As of this week, Chrono Trigger is 20 years old. If you ask me to choose between it and Final Fantasy VI for Best SNES RPG, I’ll probably just start sobbing in confused indecision. And if you ask me which game has the better soundtrack, I’ll start bawling tears of blood. I simply cannot choose.
I can, however, highlight some of the best tunes from Chrono Trigger (spoiler: The whole game). In honour of this wondrous RPG and its two decades of existence, I’d like to present The Singing Mountain, a barely-used song that only officially appears in the game’s Nintendo DS re-release as part of a bonus dungeon.

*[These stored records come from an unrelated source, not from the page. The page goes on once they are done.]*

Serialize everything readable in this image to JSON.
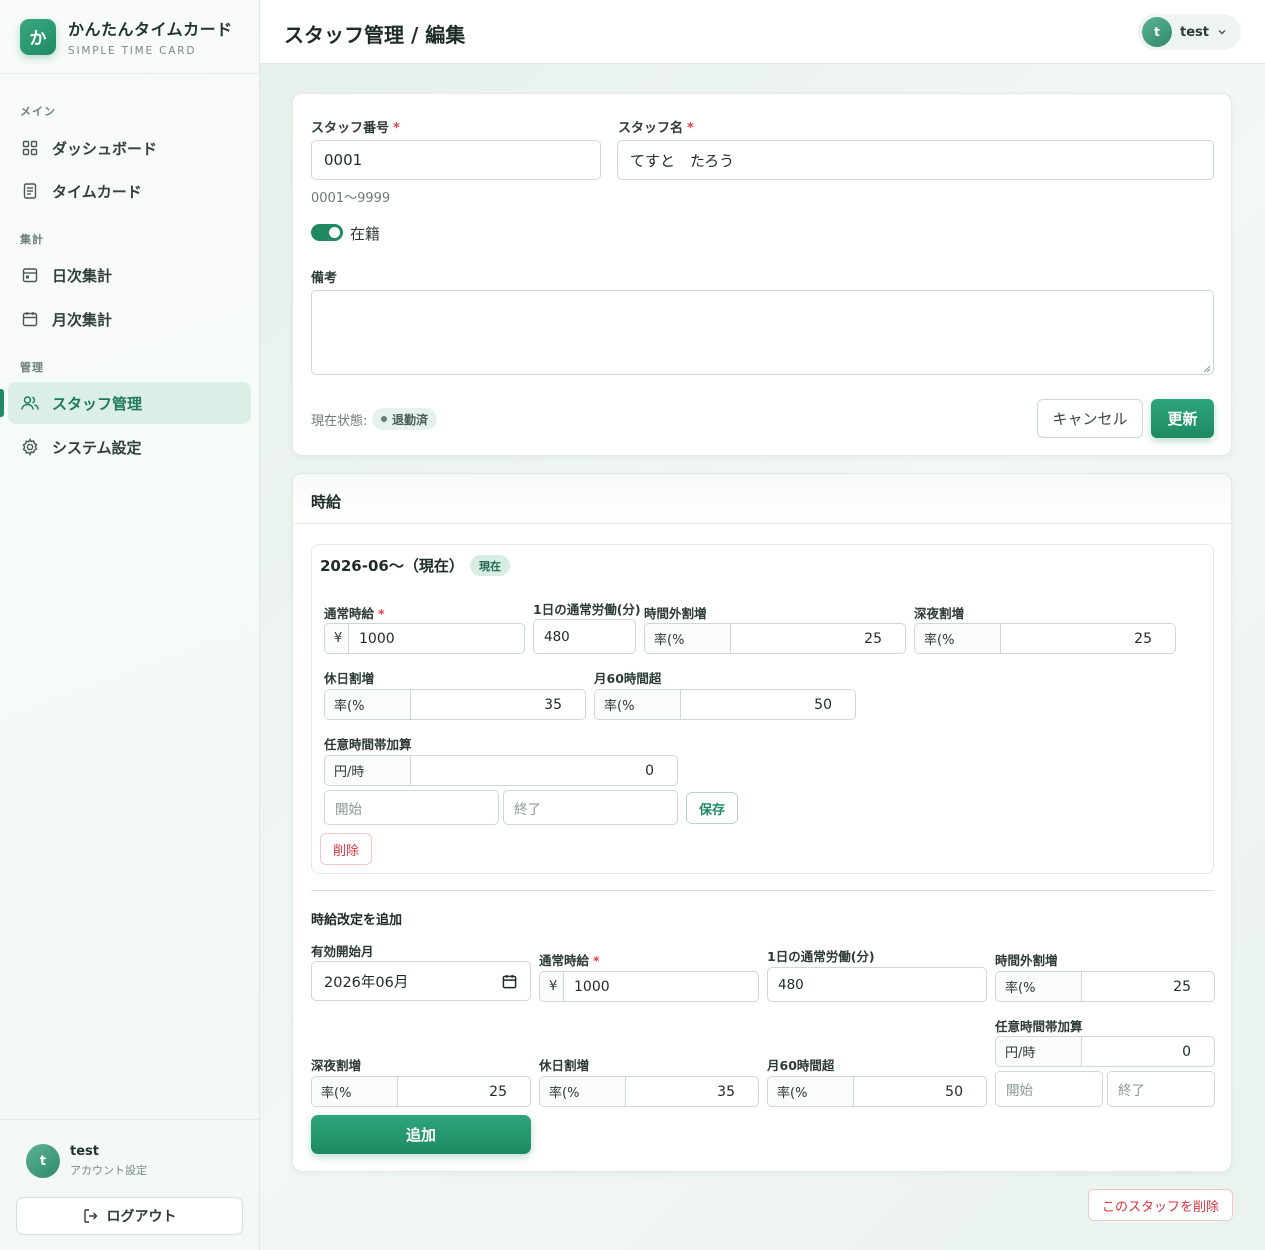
{
  "brand": {
    "logo_char": "か",
    "title": "かんたんタイムカード",
    "subtitle": "SIMPLE TIME CARD"
  },
  "sidebar": {
    "sections": [
      {
        "label": "メイン"
      },
      {
        "label": "集計"
      },
      {
        "label": "管理"
      }
    ],
    "items": [
      {
        "label": "ダッシュボード",
        "icon": "grid-icon"
      },
      {
        "label": "タイムカード",
        "icon": "document-icon"
      },
      {
        "label": "日次集計",
        "icon": "calendar-day-icon"
      },
      {
        "label": "月次集計",
        "icon": "calendar-icon"
      },
      {
        "label": "スタッフ管理",
        "icon": "users-icon",
        "active": true
      },
      {
        "label": "システム設定",
        "icon": "gear-icon"
      }
    ],
    "user": {
      "initial": "t",
      "name": "test",
      "sub": "アカウント設定"
    },
    "logout_label": "ログアウト"
  },
  "header": {
    "title": "スタッフ管理 / 編集",
    "user": {
      "initial": "t",
      "name": "test"
    }
  },
  "staff_form": {
    "number_label": "スタッフ番号",
    "number_value": "0001",
    "number_hint": "0001〜9999",
    "name_label": "スタッフ名",
    "name_value": "てすと　たろう",
    "required_mark": "*",
    "active_label": "在籍",
    "active": true,
    "notes_label": "備考",
    "notes_value": "",
    "status_label": "現在状態:",
    "status_value": "退勤済",
    "cancel_label": "キャンセル",
    "update_label": "更新"
  },
  "wage": {
    "section_title": "時給",
    "current": {
      "period": "2026-06〜（現在）",
      "current_badge": "現在",
      "base_label": "通常時給",
      "currency": "¥",
      "base_value": "1000",
      "daily_label": "1日の通常労働(分)",
      "daily_value": "480",
      "overtime_label": "時間外割増",
      "rate_prefix": "率(%",
      "overtime_value": "25",
      "night_label": "深夜割増",
      "night_value": "25",
      "holiday_label": "休日割増",
      "holiday_value": "35",
      "over60_label": "月60時間超",
      "over60_value": "50",
      "custom_label": "任意時間帯加算",
      "yen_prefix": "円/時",
      "custom_value": "0",
      "start_placeholder": "開始",
      "end_placeholder": "終了",
      "save_label": "保存",
      "delete_label": "削除"
    },
    "add": {
      "title": "時給改定を追加",
      "month_label": "有効開始月",
      "month_value": "2026年06月",
      "base_label": "通常時給",
      "currency": "¥",
      "base_value": "1000",
      "daily_label": "1日の通常労働(分)",
      "daily_value": "480",
      "overtime_label": "時間外割増",
      "rate_prefix": "率(%",
      "overtime_value": "25",
      "custom_label": "任意時間帯加算",
      "yen_prefix": "円/時",
      "custom_value": "0",
      "start_placeholder": "開始",
      "end_placeholder": "終了",
      "night_label": "深夜割増",
      "night_value": "25",
      "holiday_label": "休日割増",
      "holiday_value": "35",
      "over60_label": "月60時間超",
      "over60_value": "50",
      "add_label": "追加"
    }
  },
  "delete_staff_label": "このスタッフを削除",
  "colors": {
    "accent": "#1f8a62",
    "danger": "#d9363e"
  }
}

https://www.youtube.com/watch?v=nt3ExqdpYCQ
The original SNES dungeon that The Signing Mountain belonged to didn’t make the final cut. It belonged to the Prehistoric era, and the developers figured they had enough shenanigans going on in that time period.
I guess I won’t argue. Some of Chrono Trigger’s eras seem a bit under-served compared to Prehistoria. 12,000 BC deserves so much more content than it actually has (especially since as a kid, I was obsessed with the idea that Schala was hidden somewhere on the icy ruins of the map). Still, talk about a lovely song gone to waste.
I believe the Singing Mountain dungeon was originally supposed to be visited after Chrono’s death, which seems apt. Singing Mountain is a very melancholy piece, but at the same time it’s restful and restorative. It’s exactly the kind of easy listening you need after watching your party leader get blown to bits and scattered across the currents of time.
By the way, Singing Mountain resembles the ending theme for Miyazaki’s Laputa: Castle in the Sky. So we have inspiration from classic anime, Pink Floyd, progressive rock, and any number of other musical genres. No wonder Chrono Trigger’s soundtrack kicks.